Wir leben in schwierigen Zeiten, und jammern auf hohem Niveau. Irgendwo zwischen diesen beiden Polen bewegt sich unser Leben. Auf der einen Seite haben wir Probleme mit aufkommenden rassistischen und menschenverachtenden Tendenzen, Kostensteigerungen für den täglichen Bedarf und der Frage, wie wir unser Leben gut leben und bezahlbar leben können, auf der anderen Seite geht es dem Großteil der Weltbevölkerung deutlich schlechter als den ärmsten unter uns. Doch das tröstet niemanden und das hat auch seine Berechtigung.
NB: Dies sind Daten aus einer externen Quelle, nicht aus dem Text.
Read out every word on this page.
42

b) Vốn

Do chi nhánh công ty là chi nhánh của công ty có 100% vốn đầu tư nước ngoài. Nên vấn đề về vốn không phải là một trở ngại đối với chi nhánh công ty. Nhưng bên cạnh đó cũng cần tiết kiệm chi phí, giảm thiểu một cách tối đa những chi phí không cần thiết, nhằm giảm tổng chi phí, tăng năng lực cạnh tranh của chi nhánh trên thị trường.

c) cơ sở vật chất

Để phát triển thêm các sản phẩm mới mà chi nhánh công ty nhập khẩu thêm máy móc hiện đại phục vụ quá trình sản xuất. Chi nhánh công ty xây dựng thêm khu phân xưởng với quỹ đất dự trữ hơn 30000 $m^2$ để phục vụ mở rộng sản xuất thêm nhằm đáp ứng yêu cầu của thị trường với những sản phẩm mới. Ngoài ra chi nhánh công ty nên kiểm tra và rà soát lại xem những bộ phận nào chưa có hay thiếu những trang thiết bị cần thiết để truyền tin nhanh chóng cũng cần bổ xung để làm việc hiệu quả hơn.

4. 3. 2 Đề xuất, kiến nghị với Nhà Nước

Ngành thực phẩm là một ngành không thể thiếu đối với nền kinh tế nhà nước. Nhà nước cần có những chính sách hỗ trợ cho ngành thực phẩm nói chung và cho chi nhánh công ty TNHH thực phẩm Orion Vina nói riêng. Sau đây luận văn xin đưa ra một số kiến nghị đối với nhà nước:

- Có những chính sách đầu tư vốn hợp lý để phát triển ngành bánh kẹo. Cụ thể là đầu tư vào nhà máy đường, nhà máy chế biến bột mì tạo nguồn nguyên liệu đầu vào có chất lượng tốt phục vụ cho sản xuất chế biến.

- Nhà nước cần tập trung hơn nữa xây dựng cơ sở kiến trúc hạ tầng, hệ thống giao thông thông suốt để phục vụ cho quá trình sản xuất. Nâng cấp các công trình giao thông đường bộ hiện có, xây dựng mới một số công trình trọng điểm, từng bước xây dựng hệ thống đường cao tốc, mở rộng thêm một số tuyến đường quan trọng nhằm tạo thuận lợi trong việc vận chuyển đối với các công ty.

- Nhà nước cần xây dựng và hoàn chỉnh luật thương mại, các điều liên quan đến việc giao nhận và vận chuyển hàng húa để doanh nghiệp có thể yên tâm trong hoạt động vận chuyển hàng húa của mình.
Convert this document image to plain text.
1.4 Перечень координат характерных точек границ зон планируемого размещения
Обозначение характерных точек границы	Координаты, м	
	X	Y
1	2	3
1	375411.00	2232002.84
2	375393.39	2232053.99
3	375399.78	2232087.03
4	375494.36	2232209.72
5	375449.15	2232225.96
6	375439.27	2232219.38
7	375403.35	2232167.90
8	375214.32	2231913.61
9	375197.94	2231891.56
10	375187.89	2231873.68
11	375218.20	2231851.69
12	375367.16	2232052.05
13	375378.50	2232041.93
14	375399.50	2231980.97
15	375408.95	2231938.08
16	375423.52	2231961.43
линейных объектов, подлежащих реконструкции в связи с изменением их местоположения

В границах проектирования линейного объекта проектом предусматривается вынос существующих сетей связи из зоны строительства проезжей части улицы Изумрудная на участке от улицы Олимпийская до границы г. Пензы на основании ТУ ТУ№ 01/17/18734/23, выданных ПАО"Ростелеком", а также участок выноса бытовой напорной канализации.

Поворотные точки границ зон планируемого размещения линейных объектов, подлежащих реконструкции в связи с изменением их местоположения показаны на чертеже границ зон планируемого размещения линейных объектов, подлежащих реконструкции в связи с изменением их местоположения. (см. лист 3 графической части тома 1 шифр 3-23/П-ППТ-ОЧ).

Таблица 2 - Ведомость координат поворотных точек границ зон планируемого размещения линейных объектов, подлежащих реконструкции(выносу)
Gleichzeitig finde ich es gut, dass wir uns weniger mit Existenzängsten herumschlagen müssen und uns Gedanken machen können über Themen wie Gleichberechtigung und Klimaschutz. Wenn wir es denn wollen. Mit dem wollen schaut es da manchmal schlecht aus. Das zeigt in diesen Tagen die Verabschiedung des neuen Selbstbestimmungsgesetztes durch den deutschen Bundestag. Dabei schreien die am lautesten, die sich sonst gerne auf das Grundgesetz berufen, wenn es um Meinungsfreiheit und Versammlungsfreiheit geht. Der grundgesetzlich verankerte Schutz der sexuellen Identität hat nichts damit zu tun, ob mir eine Identität gefällt oder nicht. Und meine Freiheit wird auch nicht dadurch beschnitten, dass andere mehr Freiheit bekommen. Es geht also am Ende um eine rein geschmackliche Frage. Will ich etwas oder will ich es nicht.
Doch bei Fragen der persönlichen Entfaltung und Freiheit kann es nur ein Argument geben: schränkt meine Haltung die Freiheit anderer ein? Und während es mich überhaupt nicht einschränkt, wenn sich andere Menschen als non-binär oder wie auch immer identifizieren. Die Freiheit dieser Menschen wird jedoch massiv eingeschränkt, wenn dieses Gesetzt nicht kommt. Deshalb ist es gut, dass dieses Gesetz eingeführt wird, damit Menschen das, was sie in sich fühlen, auch offiziell tragen können, einen anderen Namen, ein anderes Geschlecht und dass ihnen auch in diese Persönlichkeit begegnet wird. So kommen Menschen aus der Nische, aus der Verdrängung, denn sie haben mit dem inneren Kampf oft schon genug zu tun.
Als Christ halte ich es für meine Pflicht, dafür einzustehen, dass Menschen sich frei entwickeln können. Einer der Kernsätze des Evangeliums ist der Ausspruch des Paulus „Zur Freiheit hat uns Christus befreit“. In seinem Brief an die Galater wendet sich Paulus gegen die dort auftretenden Lehrer, die die Ansicht vertreten, dass man zunächst Jude sein müsse, bevor man sich taufen lässt. Paulus sieht darin die Gefahr, dass das Befreiende des christlichen Glaubens vergessen wird. Der christliche Glaube kann frei machen, wenn man sich bewusst macht, dass dieser Glaube auch über das hinaus weist, dass es immer auch anders sein kann, als es zunächst scheint.
Und das ist etwas, von dem ich das Gefühl habe, dass es uns zunehmend abgeht. Wir fallen entweder zurück in ältere Zeiten oder wir waren in Wahrheit noch nie weiter. Dabei kennen wir Sprichtworte wie „Jeder Jeck ist anders“, „Jedem Tierchen sein Pläsierchen“ oder andere. Am Ende sagen sie nichts anderes aus, als dass wir alle verschiedene sind und diese Verschiedenheit uns reich macht. Wir müssen jedoch mit ihr umgehen. Sie ist kein Selbstläufer.
Deshalb tut die Erinnerung immer wieder gut, dass wir zur Freiheit befreit sind, wenn wir wieder einmal der Gefahr anheim fallen, uns von selbstgemachten innern oder auch äußeren gesellschaftlichen Mechanismen versklaven zu lassen. Auch dafür gibt es ein Sprichwort: Gönnen können. Gönnen wir anderen doch die Freiheit, die wir uns selbst oft zu wenig gönnen. Vielleicht fällt es uns dann leichter, auch uns solche Freiheiten zu gönnen.
Denn wer gnädig ist zu sich selbst, der ist es auch leichter zu anderen. Und wer gnädig ist zu andere, der ist es auch leichter zu sich selbst.
So wünsche ich euch für die kommende Woche: Habts Zuversicht und bleibts gsund, nur diese Woche. Für die kommende sorgen wir später.